Tuesday, March 5, 2024

With Each New Day

each day when i awaken, i have a plan for the day.  in a way, that's good.  it enables me to get things done in an orderly fashion and to have a sense of accomplishment at the end of most days .  the downside of this process is that when things don't go according to plan, i'm frustrated and angry.  i feel as if i've failed.  i am trying to  let go of my need to have everything go as i would wish.  while i may still have goals for the day, i want to learn to let the day take its course without me forcing it to follow a preconceived sequence.


for instance, one day i wanted to get some practicing in for next sunday's service and i needed to pick up some things from the grocery store.  later in the day we had friends coming over to play cards and have dinner.  my usual plan for the day would be quite detailed, with breakfast at a precise time, followed by getting dressed for the day, arriving at the church for practice at a pre-determined time, followed by a trip to the grocery store, with my arrival back home by a set time to prepare for our friends' visit.  my pattern for the day would be rigid, and failure to keep to my timetable would result in trying to hurry through the process to stay on schedule.  

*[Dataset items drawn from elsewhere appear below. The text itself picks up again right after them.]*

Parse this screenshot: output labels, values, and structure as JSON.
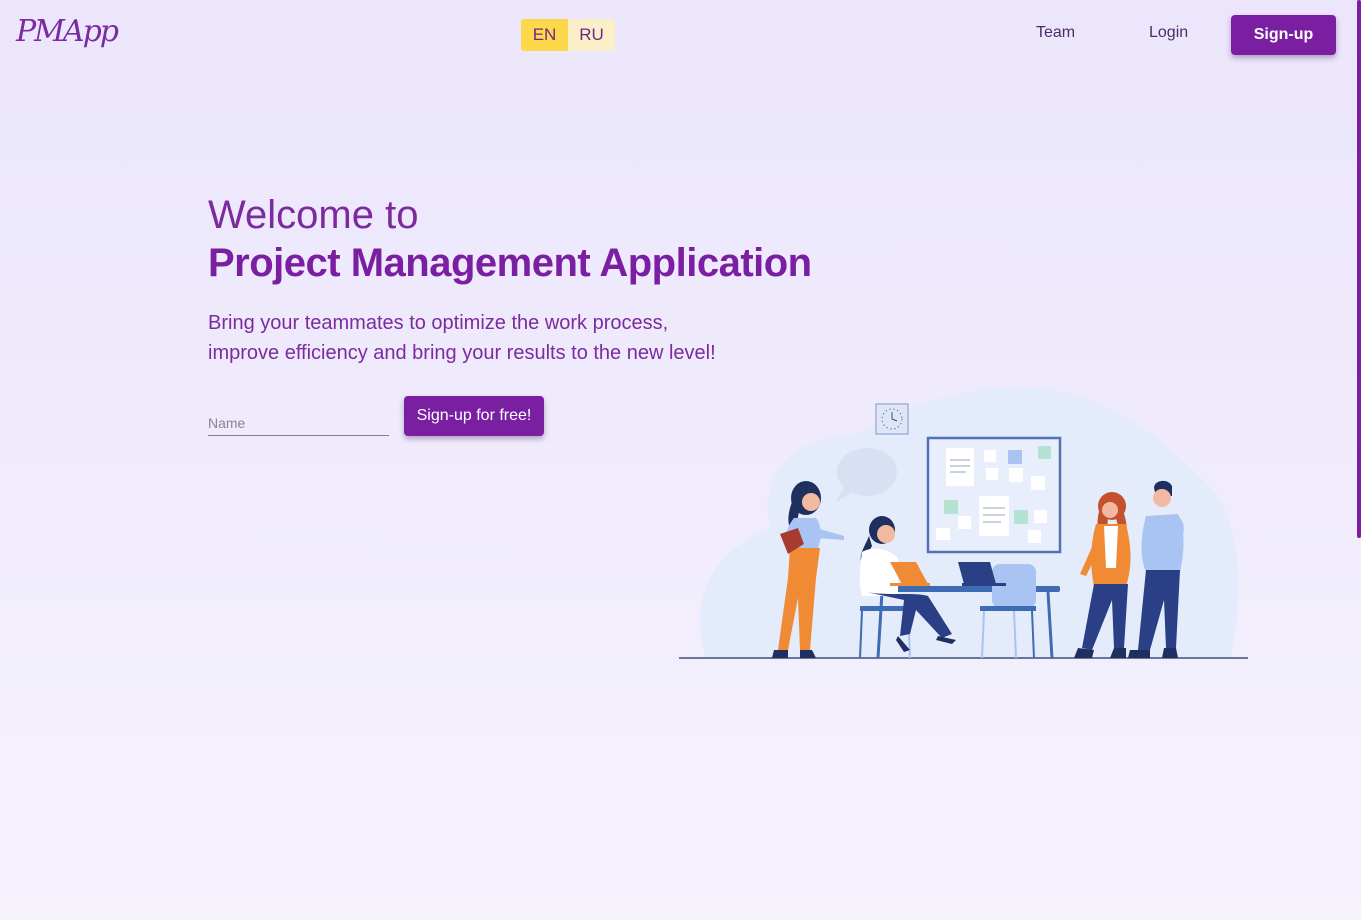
{
  "header": {
    "logo": "PMApp",
    "languages": [
      "EN",
      "RU"
    ],
    "nav": {
      "team": "Team",
      "login": "Login",
      "signup": "Sign-up"
    }
  },
  "hero": {
    "welcome": "Welcome to",
    "title": "Project Management Application",
    "subtitle_line1": "Bring your teammates to optimize the work process,",
    "subtitle_line2": "improve efficiency and bring your results to the new level!",
    "name_placeholder": "Name",
    "cta": "Sign-up for free!"
  },
  "colors": {
    "primary": "#7b1fa2",
    "lang_active": "#fcd84a",
    "lang_inactive": "#fbefc8",
    "background": "#ebe6fb"
  }
}
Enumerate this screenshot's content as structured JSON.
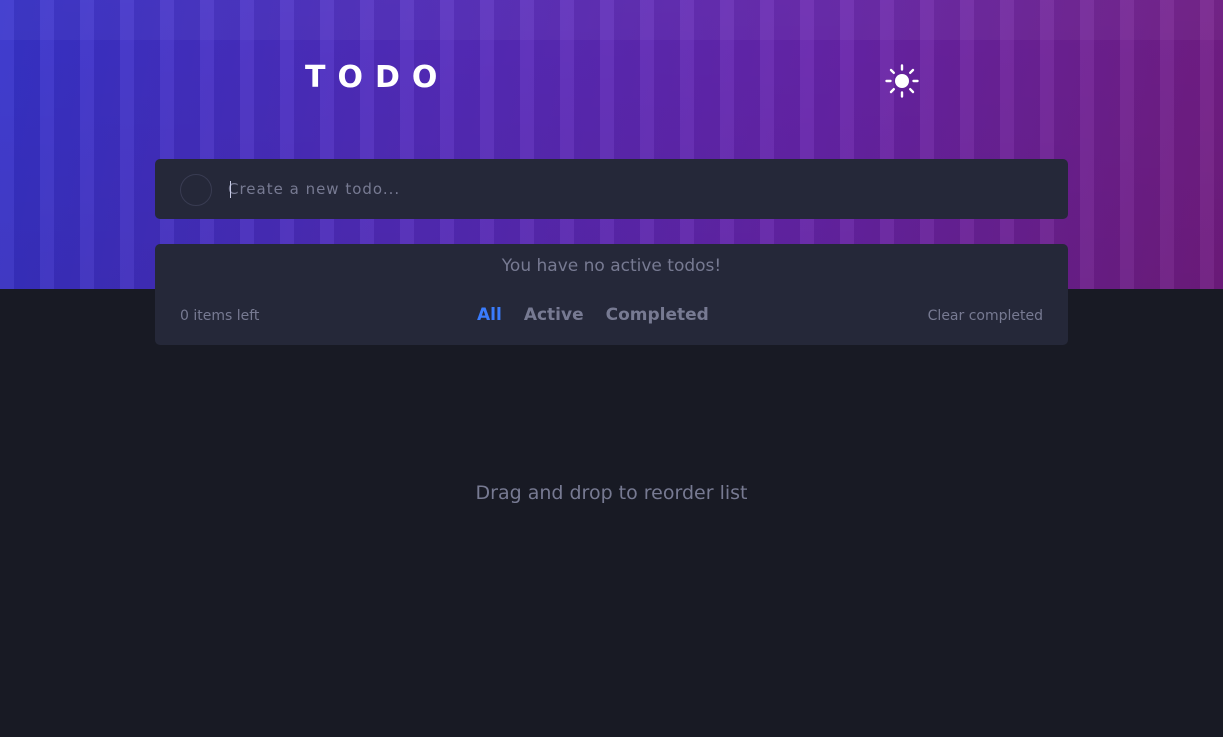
{
  "header": {
    "title": "TODO"
  },
  "theme_toggle": {
    "icon": "sun-icon"
  },
  "new_todo": {
    "placeholder": "Create a new todo...",
    "value": ""
  },
  "list": {
    "empty_message": "You have no active todos!",
    "items": []
  },
  "footer": {
    "items_left": "0 items left",
    "filters": [
      "All",
      "Active",
      "Completed"
    ],
    "active_filter": "All",
    "clear_label": "Clear completed"
  },
  "hint": "Drag and drop to reorder list",
  "colors": {
    "background": "#181a24",
    "card": "#252839",
    "accent": "#3a7cfd",
    "muted_text": "#777a92",
    "gradient_start": "#3a36d8",
    "gradient_end": "#7c1f8c"
  }
}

instead, i let go of my timetable.  i had a more leisurely morning, yet everything i hoped to accomplish got done.  without the dictatorship of the clock, i enjoyed my day more and went to bed more relaxed and woke up refreshed and ready for another day.  i hope to make each day follow the same pattern.  may we each let go of the unreasonable demands we make on ourselves.  may we allow each day to be what it wants to be.  may we be grateful for the little joys each day has to offer us.  shalom.